Oggi bisogna saltare, e poi sperare che all'ora del ritorno non ci sia libeccio. Apprendo con una certa delusione che no, non è mai capitato che qualcuno abbia dovuto passare la notte qui. Almeno, non a memoria di Salvatore. Lui è da trent'anni il custode in pectore di Santo Stefano, la conosce palmo a palmo, ne ha ricostruito la storia quando ancora non c'erano pubblicazioni in materia e l'ha raccontata a gruppetti di visitatori, conducendoli in luoghi che ora, per motivi di sicurezza, non sono più visitabili. Le sue competenze non si fermano alla storia. Per esempio, sa che la roccia grigio-azzurra su cui abbiamo saltato si chiama riolite. Che Santo Stefano è più fertile di Ventotene, perché non si è formata per colata piroplastica, ma dal deposito di soffice cenere. Qui la terra non smette mai di fruttare: lentisco e mirto in autunno, cipollotti selvatici a gennaio, narcisi a maggio, iris a giugno, in estate la ginestra e i fiori di cardo.

Quando il detenuto, scrive Settembrini, sale al carcere per la "stradetta erta e scabra", è tramortito da questa bellezza: "I campi, il verde, le erbe e tutto il mare, e tutto il cielo, e la natura che non dovrà più rivedere". Gli ergastolani meno resistenti, a quel tempo, difficilmente sopravvivevano più di un anno.

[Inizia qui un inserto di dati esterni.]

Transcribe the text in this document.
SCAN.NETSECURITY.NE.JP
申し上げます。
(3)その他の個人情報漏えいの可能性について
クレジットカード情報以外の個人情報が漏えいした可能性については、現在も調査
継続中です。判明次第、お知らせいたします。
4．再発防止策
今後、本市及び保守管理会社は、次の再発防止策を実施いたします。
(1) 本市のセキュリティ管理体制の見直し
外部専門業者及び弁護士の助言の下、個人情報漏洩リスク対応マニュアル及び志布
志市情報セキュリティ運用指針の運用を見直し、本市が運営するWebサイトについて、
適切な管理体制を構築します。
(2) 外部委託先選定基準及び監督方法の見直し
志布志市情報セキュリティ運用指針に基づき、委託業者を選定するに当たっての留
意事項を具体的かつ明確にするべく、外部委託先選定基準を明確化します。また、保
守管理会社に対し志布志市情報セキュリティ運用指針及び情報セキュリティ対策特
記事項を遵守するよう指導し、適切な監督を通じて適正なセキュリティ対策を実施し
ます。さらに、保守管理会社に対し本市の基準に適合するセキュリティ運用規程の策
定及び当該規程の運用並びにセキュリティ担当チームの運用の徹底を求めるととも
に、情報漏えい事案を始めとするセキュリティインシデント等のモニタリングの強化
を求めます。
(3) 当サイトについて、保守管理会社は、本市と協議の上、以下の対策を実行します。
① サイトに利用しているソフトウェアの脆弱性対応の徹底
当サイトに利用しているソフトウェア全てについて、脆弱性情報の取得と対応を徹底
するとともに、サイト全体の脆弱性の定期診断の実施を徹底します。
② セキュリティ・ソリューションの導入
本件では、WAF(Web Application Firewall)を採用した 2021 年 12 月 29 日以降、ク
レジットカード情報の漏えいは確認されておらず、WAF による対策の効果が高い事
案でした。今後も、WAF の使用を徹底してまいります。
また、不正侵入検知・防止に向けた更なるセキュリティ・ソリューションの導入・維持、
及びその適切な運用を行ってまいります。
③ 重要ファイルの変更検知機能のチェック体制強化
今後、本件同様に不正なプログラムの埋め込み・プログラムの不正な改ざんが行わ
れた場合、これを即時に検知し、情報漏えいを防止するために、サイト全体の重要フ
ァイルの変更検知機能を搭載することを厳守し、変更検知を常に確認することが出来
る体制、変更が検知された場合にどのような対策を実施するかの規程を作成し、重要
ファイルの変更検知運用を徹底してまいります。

Migliaia di uomini sono sepolti qui, ma nel piccolo cimitero sono rimasti solo trentanove nomi. E li abbiamo, questi nomi, solo perché all'inizio degli anni Settanta è capitato qui Luigi Veronelli, scrittore, gastronomo e anarchico che si è preso la briga di decifrare i cartigli ancora leggibili sulle croci e annotare la posizione delle tombe. Lo racconta il giornalista Pier Vittorio Buffa, che è riuscito a ricostruire alcune delle storie dei dimenticati che riposano qui (Non volevo morire così, Nutrimenti). L'ergastolano Giovanni D'Andrea, per esempio, si è suicidato il 18 giugno 1909 gettandosi dalla loggia dell'ultimo piano: era entrato nel 1901 per un crimine che non aveva commesso; i suoi accusatori, presi dai rimorsi, lo avevano poi scagionato, ma il ministero di Giustizia tardava a riaprire il processo. Tra le cause di morte più frequenti c'era il cosiddetto "Sant'Antonio": una coperta addosso e poi giù legnate fino alla fine. Così è morto Gaetano Bresci, "suicidato" dalle guardie nel 1901. Altre storie tristi si potrebbero raccontare. La maggior parte finisce con un inventario - tot calze, tot mutande, una foto, 29 lire - e la lettera dei parenti che rinunciano all'eredità. Santo Stefano è un luogo che spezza i legami, non solo attraverso l'isolamento, ma perché rende sostanzialmente impossibili le visite dei familiari. Poi, nel 1952, arriva un nuovo direttore, Eugenio Perucatti, che alla prima riunione fa leggere ad alta voce il terzo comma dell'articolo 27 della neonata Costituzione: "Le pene non possono consistere in trattamenti contrari al senso di umanità e devono tendere alla rieducazione del condannato".

Sopralluogo delle celle al piano terra (Lara Gallina / Ansa)
Sopralluogo delle celle al piano terra  

Vecchierelli intontiti

Il carcere sembrava rimasto congelato al Settecento. Perucatti porta elettricità, fognature e acqua. Costruisce degli alloggi per i familiari dei detenuti e istituisce visite di 24 ore. Grazie al lavoro dei detenuti nascono orti e giardini bellissimi. Una sala musica e una sala conferenze. Un campo di bocce e un campo da calcio (il torneo classico è detenuti e guardie contro ventotenesi). Anche un cinema: e invita gli isolani a frequentarlo. La popolazione del carcere si mischia con quella dei liberi; i figli delle guardie crescono con gli ergastolani per casa. Non troppo sorprendentemente, nel 1960 Perucatti viene "promosso" a incombenze amministrativo-ministeriali. Cinque anni dopo, chiude il carcere di Santo Stefano. Il Corriere della Sera descrive lo sbarco degli ultimi ergastolani a Formia: "Vecchierelli, taluno mezzo sciancato, intontiti da decenni di galera"; molti hanno delle gabbie coperte da un panno bianco da cui sale un "cip cip". La storia ufficiale del carcere finisce qui. E, onestamente, Salvatore sembra stanco di raccontarla.